Moonheart is an urban fantasy novel by Canadian writer Charles de Lint. In the story,
Sara Kendell and Jamie Tamson, owners of an antique store,
enter the Otherworld, and have to team up with a wizard to rescue two different worlds. Meanwhile, she bonds with the Welsh bard Taliesin.

==Plot==
The story takes place in 1980s Ottawa, where Sara Kendell and Jamie Tamson, owners of an antique store, come into possession of a peculiar ring. At the same time Kieran Foy, a wizard of sorts, is searching for his missing mentor, Thomas Hengwr, while simultaneously eluding the newly formed Project Mindreach from the Royal Canadian Mounted Police.
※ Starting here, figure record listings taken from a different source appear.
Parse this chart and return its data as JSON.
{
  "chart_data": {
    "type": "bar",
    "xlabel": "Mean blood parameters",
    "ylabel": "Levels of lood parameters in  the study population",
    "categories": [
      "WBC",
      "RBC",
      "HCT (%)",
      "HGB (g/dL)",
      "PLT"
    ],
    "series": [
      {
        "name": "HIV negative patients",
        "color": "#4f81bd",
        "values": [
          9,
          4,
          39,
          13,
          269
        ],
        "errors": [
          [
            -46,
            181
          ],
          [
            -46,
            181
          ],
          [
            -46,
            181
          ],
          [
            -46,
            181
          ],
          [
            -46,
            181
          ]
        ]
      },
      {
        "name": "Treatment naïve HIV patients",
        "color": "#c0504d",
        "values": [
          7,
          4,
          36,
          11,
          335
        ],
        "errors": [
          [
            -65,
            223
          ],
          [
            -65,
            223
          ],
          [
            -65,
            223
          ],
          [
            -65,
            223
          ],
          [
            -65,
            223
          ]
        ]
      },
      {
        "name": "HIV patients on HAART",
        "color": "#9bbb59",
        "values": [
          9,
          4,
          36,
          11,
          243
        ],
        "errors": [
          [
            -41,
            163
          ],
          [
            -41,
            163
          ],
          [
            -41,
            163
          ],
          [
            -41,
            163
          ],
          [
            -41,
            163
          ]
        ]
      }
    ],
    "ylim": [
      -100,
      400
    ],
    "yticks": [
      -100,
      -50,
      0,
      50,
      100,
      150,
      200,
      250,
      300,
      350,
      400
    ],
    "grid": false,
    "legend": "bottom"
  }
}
When Sara and Kieran run into each other and end up in "the other world", they find that there is much more to Sara and to Tamson House (Sara and Jamie's house the size of a city block) than previously known. But when an ancient evil resurfaces and threatens to destroy both worlds (and all the people within), the officers, wizards, and Tamson House residents have to learn to work together to destroy the monster.

==Characters==
- Sara Kendell – A young woman who, along with her uncle Jamie, runs a store that sells all manner of old and curious items.
- Jamie Tamson (Jamie Tams, for short) – Sara's eccentric uncle, who maintains a keen interest in mythology and the occult.
- Taliesin – A Welsh bard, whom Sara meets and makes an immediate connection with.
- Thomas Hengwr – Kieran's missing mentor.
- Blue – A biker.
- Tucker – A member of a secret Royal Canadian Mounted Police unit that is investigating paranormal phenomena.
- Kieran Foy – A folk singer who happens to be Thomas Hengwr's apprentice.
- Pukwudji – A trickster imp who befriends Sara.
- Tamson House – While it is a house, it has an essence about it and its own spirit, and therefore merits being called a character.

==Reception==
In Issue 31 of Abyss, Dave Nalle noted, "Beneath the familiar surface oif this novel are ideas and combinations of ideas which make it newer and more exciting than anything else published of late ... [it] has the diverse threads and characters which support it tied together nicely by consistent and ongoing action." Nalle did point out some issues with the book, namely that it was not long enough to properly resolve the plot, and that "de Lint's tendency to present a rather flattering portrait of mythical characters whose personalities are mixed at best is a bit trying." Despite these problems, Nalle concluded, "Moonheart is strikingly versatile and enjoyable, and I recommend it with few reservations."

==Reviews==
- Review by Michael M. Levy (1985) in Fantasy Review, January 1985
- Review by John C. Bunnell (1985) in Dragon Magazine, April 1985
- Review by John C. Bunnell (1985) in Dragon Magazine, May 1985
- Review by Wendy Bradley (1990) in Interzone, August 1990
- Review by David Mitchell (1990) in Vector 157
- Review by Terry Broome (1990) in Paperback Inferno, #87
- Review by Colin Steele (1992) in SF Commentary, #71/72

==Awards and nominations==
- 1985, IAFA William L. Crawford Fantasy Award winner.
- 1985, Mythopoeic Awards, shortlist.
- 1985, Locus Award, Fantasy Novel category, 21st place.